In Chapter 24 of Pride and Prejudice Elizabeth Bennet discusses with her older sister Jane whether their eligible neighbour, Mr Bingley, is sincere in his attentions to Jane, and whether their silly mother's character is a serious handicap to her daughters' prospects in life. In the course of the conversation Elizabeth speaks her mind with some force: ‘There are few people whom I really love, and still fewer of whom I think well. The more I see of the world, the more I am dissatisfied with it; and every day confirms my belief of the inconsistency of all human characters, and of the little dependence that can be placed on the appearance of either merit or sense’.


This may not be not Jane Austen herself speaking, but Elizabeth's character is quite like her creator's. At this point in the novel Elizabeth is reacting with anger and disappointment after meeting Mr Bingley's grand friend Mr Darcy, whose pride and snobbishness have humiliated her. Jane Austen, herself unmarried, had observed how casually men could treat women like herself in this vitally important matter. 

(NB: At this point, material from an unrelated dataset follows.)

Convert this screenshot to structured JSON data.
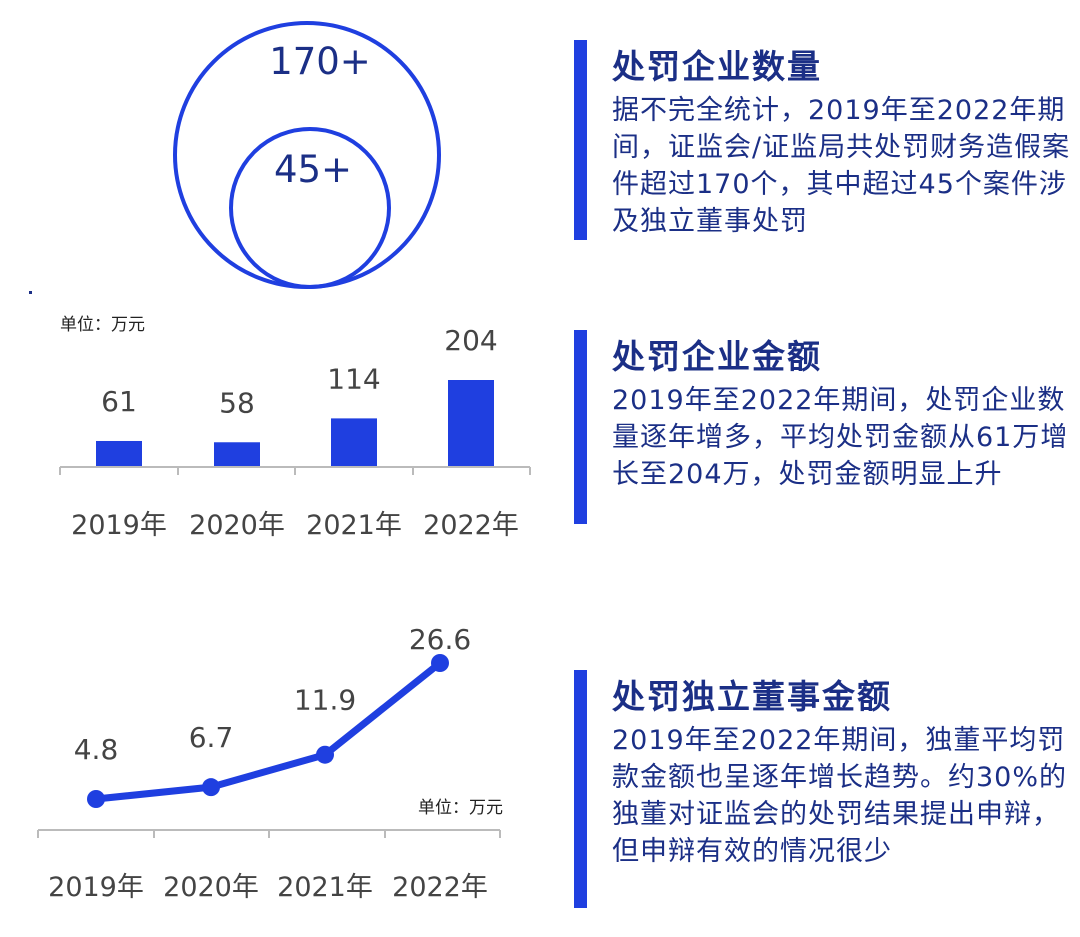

So Jane Austen shares with Elizabeth a clear moral view. We find everywhere in Austen's novels her firm outlook on humanity and her confident judgment on the people around her. Her judgement infuses the whole atmosphere of the fictional world she created. It enables us to share her horror and amusement at the perennial follies of people. She develops plots so that her chief characters achieve a morally mature state of life, rewarded with marriages, offspring and lucrative parsonages to accompany them into a future (a Victorian one, we presume) which, alas, Jane Austen was never to see. The victims and the villains she leaves to the world as she celebrates their success. Austen wisely leaves it to other novelists to explore the murderous violence which the world inflicts on many whether they deserve it or not. 


Instead she concentrates on the theme of character growing out of imperfection. In Pride and Prejudice Elizabeth, inexperienced in spite of her wit and vivacity, learns to assess human complexity with more indulgence and kindness. In the same novel Darcy learns to unbend and conquer his reserve towards others. Both of them are capable of such growth despite earlier experiences which could have made them incapable. They become kinder and warmer and happier.


Her moral outlook was formed by the moral teaching of her Church. Nowadays we find Church of England sermons such as Jane Austen heard and digested all her life, and which her own father preached, dry stuff. But they reflected their enlightened age's self-confidence. Their sturdy moralism, which we probably find lacking in the darker tones of sacred mystery, paid little attention to the agonies of contemporary history. The best of them, written perhaps by Dr Johnson or Laurence Sterne ('Parson Yorick'), have wit, learning and elegance. It was a deeply religious age, and they had huge sales in their time. Although in Austen's novels we have now learnt to detect reverberations of the world's great issues (slavery, enclosures, class, war etc.), Austen chose not to confront them directly. The world which was central for her was one which had been partially delivered from ignorance, roughness and ugliness and her readers would now benefit from her novels to achieve earthly happiness and (implied) heavenly reward.  


She was a serious observer who missed nothing, a satirist and humorist whose discernment did not spare folly and wrong. She represents a Christian enlightenment, and that remained her outlook to the end of her short life.